Les manifestations contre le projet de mine d'uranium à Sept-Îles ont remis au goût du jour le débat concernant l'impact des mines d'uranium sur l'environnement et la santé.
Certains affirment que les radiations atomiques liées à l'exploitation de ces mines peuvent causer des cancers, des leucémies, ainsi que des problèmes de reproduction et des troubles génétiques.
C'est notamment le cas de Jim Harding, qui a rédigé un essai intitulé L'uranium de la Saskatchewan: le secret mortel canadien. Il avance que ceux qui travaillent dans les mines d'uranium ont des taux de cancer quatre fois plus élevés que la population.
La Commission canadienne de sûreté nucléaire (CCSN) affirme de son côté que les opposants à l'exploitation de l'uranium au Canada bâtissent leur argumentation à partir de données obsolètes.
Patsy Thomson, directrice générale de l'évaluation et de la protection environnementale et radiologique à la CCSN, rappelle que les pratiques ont évolué, que les risques pour l'environnement et la santé sont aujourd'hui mieux contrôlés et que la gestion des déchets radioactifs a été améliorée.
Les données actuelles, affirme-t-elle, démontrent que les concentrations de radon et d'autres radionucléides, sources de radiations atomiques, ne sont pas plus élevées que la normale autour des sites miniers.

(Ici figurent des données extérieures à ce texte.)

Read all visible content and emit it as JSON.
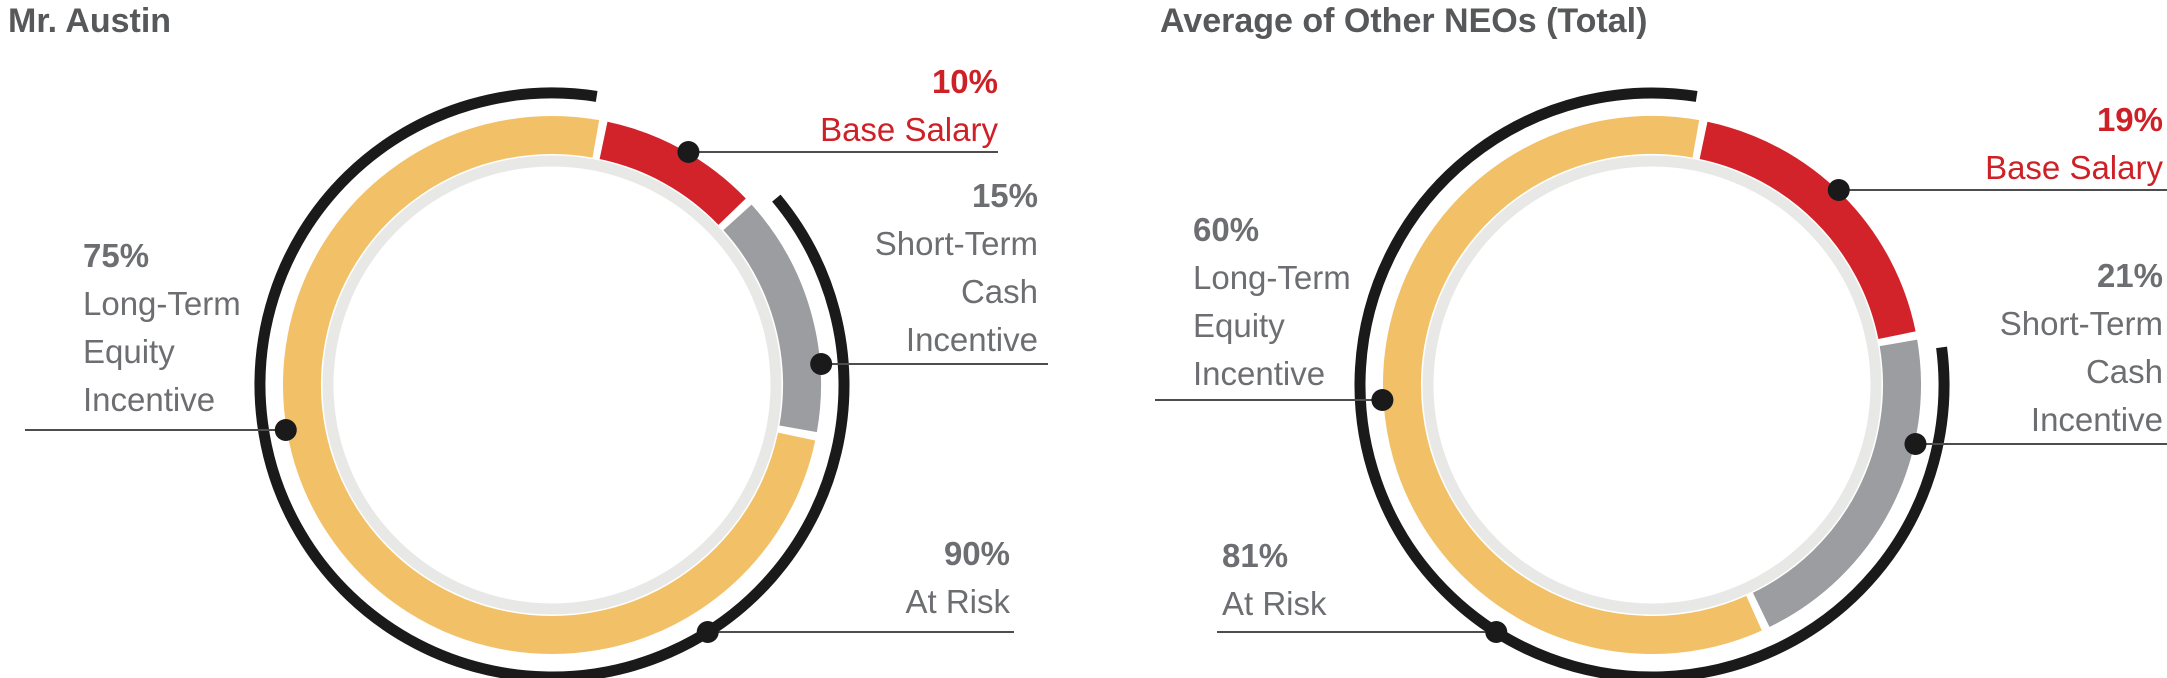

Jim Harding n'y croit pas et rétorque que les études utilisées pour arriver à ces conclusions n'ont pas été effectuées avec des critères assez sévères.
Certaines provinces, comme la Colombie-Britannique et la Nouvelle-Écosse, ont décidé de jouer la prudence et ont décrété un moratoire sur l'exploitation de l'uranium. Une demande que les manifestants de Sept-Îles ont aussi faite au gouvernement Charest.